Presidente de Nicaragua insta a no derramar sangre entre hermanos

Durante la apertura de las mesas de diálogo que comenzaron este miércoles en Nicaragua, el presidente del país centroamericano, Daniel Ortega, lamentó las muertes ocurridas en el ciclo de protestas que lleva un saldo de al menos 58 asesinados, por lo que instó a no derramar más sangre entre hermanos nicaragüenses.

"No debe seguir corriendo la sangre de hermanos en Nicaragua", dijo el primer mandatario al aseguras que "la policía tiene órdenes de no disparar" a los manifestantes.

Nicaragua cumplió ayer 28 días en un ciclo de protestas contra de las reformas a la seguridad social, que ha dejado reiterados fallecidos y heridos por los excesos en la represión.

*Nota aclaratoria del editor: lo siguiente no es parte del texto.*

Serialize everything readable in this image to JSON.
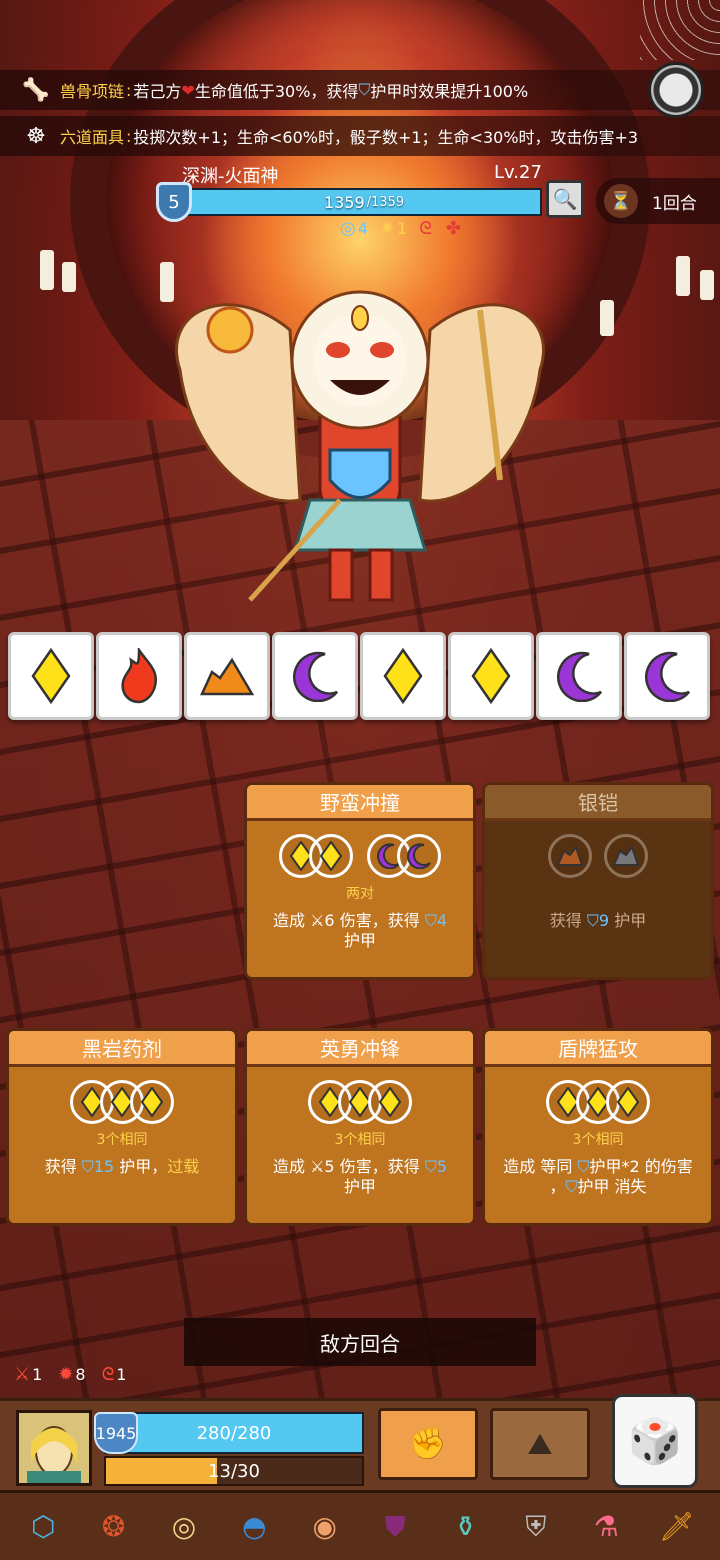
{
  "buffs": [
    {
      "name": "兽骨项链",
      "colon": ":",
      "pre": "若己方",
      "mid": "生命值低于30%，获得",
      "post": "护甲时效果提升100%",
      "icon": "bone-necklace-icon"
    },
    {
      "name": "六道面具",
      "colon": ":",
      "text": "投掷次数+1；生命<60%时，骰子数+1；生命<30%时，攻击伤害+3",
      "icon": "mask-icon"
    }
  ],
  "enemy": {
    "name": "深渊-火面神",
    "level": "Lv.27",
    "shield": "5",
    "hp_current": "1359",
    "hp_max": "/1359",
    "hp_fraction": 1.0,
    "status": [
      {
        "icon": "vortex-icon",
        "value": "4"
      },
      {
        "icon": "spark-icon",
        "value": "1"
      },
      {
        "icon": "curse-icon",
        "value": ""
      },
      {
        "icon": "poison-icon",
        "value": ""
      }
    ]
  },
  "turn": {
    "label": "1回合"
  },
  "dice": [
    "yellow-diamond",
    "red-flame",
    "orange-rock",
    "purple-moon",
    "yellow-diamond",
    "yellow-diamond",
    "purple-moon",
    "purple-moon"
  ],
  "cards": [
    {
      "title": "野蛮冲撞",
      "req": "两对",
      "effect_pre": "造成",
      "dmg": "6",
      "effect_mid": "伤害，获得",
      "armor": "4",
      "effect_post": "护甲",
      "disabled": false
    },
    {
      "title": "银铠",
      "req": "",
      "effect_pre": "获得",
      "armor": "9",
      "effect_post": "护甲",
      "disabled": true
    },
    {
      "title": "黑岩药剂",
      "req": "3个相同",
      "effect_pre": "获得",
      "armor": "15",
      "effect_mid": "护甲，",
      "highlight": "过载",
      "disabled": false
    },
    {
      "title": "英勇冲锋",
      "req": "3个相同",
      "effect_pre": "造成",
      "dmg": "5",
      "effect_mid": "伤害，获得",
      "armor": "5",
      "effect_post": "护甲",
      "disabled": false
    },
    {
      "title": "盾牌猛攻",
      "req": "3个相同",
      "effect_pre": "造成 等同",
      "effect_mid": "护甲*2 的伤害",
      "effect_post_pre": "，",
      "effect_post": "护甲 消失",
      "disabled": false
    }
  ],
  "enemy_turn_label": "敌方回合",
  "player": {
    "status": [
      {
        "icon": "attack-up-icon",
        "value": "1"
      },
      {
        "icon": "burst-icon",
        "value": "8"
      },
      {
        "icon": "curse-icon",
        "value": "1"
      }
    ],
    "armor": "1945",
    "hp": "280/280",
    "hp_fraction": 1.0,
    "exp": "13/30",
    "exp_fraction": 0.433
  },
  "relics": [
    "shield-relic-icon",
    "owl-mask-icon",
    "mirror-icon",
    "blue-cap-icon",
    "donut-icon",
    "armor-vest-icon",
    "urn-icon",
    "chainmail-icon",
    "potion-icon",
    "flame-sword-icon"
  ],
  "colors": {
    "accent": "#ffd14a",
    "hp": "#55c8f2",
    "armor": "#6bc3ff",
    "card": "#bf7420"
  }
}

Este lunes, el presidente de la Conferencia Episcopal de Nicaragua, Leopoldo Brenes, dio a conocer que el miércoles se instalaría la mesa de diálogo nacional buscando poner fin a la situación.

Tal decisión fue tomada por el organismo religioso después de que se le permitiera la entrada a la Comisión Interamericana de Derechos Humanos (CIDH) al país a pesar de que consideraban que aún no había condiciones para dialogar.

De todas formas, el miércoles fue confirmada la asistencia de Ortega por parte de su esposa y vicepresidenta.